Monday, November 4, 2024

Official: Google Penalizing Paid Links

 Google has officially said that buying and selling links that pass PageRank is a violation of the company’s Webmaster Guidelines, and can result in a drop in search rankings.

Google’s update reads as follows:

[S]ome SEOs and webmasters engage in the practice of buying and selling links that pass PageRank, disregarding the quality of the links, the sources, and the long-term impact it will have on their sites. Buying or selling links that pass PageRank is in violation of Google’s webmaster guidelines and can negatively impact a site’s ranking in search results.

Not all paid links violate our guidelines. Buying and selling links is a normal part of the economy of the web when done for advertising purposes, and not for manipulation of search results. Links purchased for advertising should be designated as such. This can be done in several ways, such as:

    ·    Adding a rel=”nofollow” attribute to the <a> tag
    ·    Redirecting the links to an intermediate page that is blocked from search engines with a robots.txt file

The result is that many SEOs will no doubt be changing their strategies, and early indicators say their not happy about it. David Wallace, who seems to be one of the first on the scene to the update, is one of them:

David Wallace

“[T]he sites that we sell advertising on draw a lot of traffic in specific niches and as a result, our advertisers want to attract some of that traffic. If it helps their sites to rank better, that is an indirect effect and is actually the fault of Google’s own algorithm. Despite that fact, I am now violating their guidelines if I do not add a “nofollow” attribute tag to the links or use some kind of redirection so that the link is not a clean html link. I’m sorry but that is pure bull!@#$ and further evidence that Google has turned into a bully, trying to dictate how web site owners should run their sites.”
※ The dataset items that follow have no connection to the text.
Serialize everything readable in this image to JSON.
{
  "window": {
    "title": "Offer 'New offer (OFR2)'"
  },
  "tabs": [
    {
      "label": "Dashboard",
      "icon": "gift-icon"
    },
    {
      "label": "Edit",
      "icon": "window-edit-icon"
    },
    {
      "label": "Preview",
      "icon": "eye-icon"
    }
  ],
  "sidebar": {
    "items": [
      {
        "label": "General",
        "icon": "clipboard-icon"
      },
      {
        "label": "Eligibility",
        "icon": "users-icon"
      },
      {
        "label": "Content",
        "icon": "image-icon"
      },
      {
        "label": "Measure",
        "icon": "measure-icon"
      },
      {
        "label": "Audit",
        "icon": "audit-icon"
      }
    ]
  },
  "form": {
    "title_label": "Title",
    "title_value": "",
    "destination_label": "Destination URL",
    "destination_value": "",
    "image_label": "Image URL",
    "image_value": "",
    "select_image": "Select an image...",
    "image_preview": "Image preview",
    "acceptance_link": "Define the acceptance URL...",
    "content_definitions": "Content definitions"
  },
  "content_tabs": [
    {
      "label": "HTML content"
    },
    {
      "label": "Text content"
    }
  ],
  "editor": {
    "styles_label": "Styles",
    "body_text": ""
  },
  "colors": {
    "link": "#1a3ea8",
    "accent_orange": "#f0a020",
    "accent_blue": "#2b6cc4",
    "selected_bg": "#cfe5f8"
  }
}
SearchEngineGuide’s Jennifer Laycock is also disturbed by Google’s penalizing of passive, perhaps ignorant, acts:

Jennifer Laycock

“I continue to be frustrated at the idea that Google is now actively penalizing sites for NOT doing something. In the past, most of Google’s penalties have been leveled at sites who were actively trying to game the engines by using things like hidden text or cloaking. With their new stance on paid links, many site owners who buy and sell advertising without giving a thought to the impact it could have on their search rankings are now at risk.”

Google set the SEO world on alert earlier this year when a large swath of online directories suddenly dropped off the face of Google’s rankings. They were right to take it as a signal about paid links.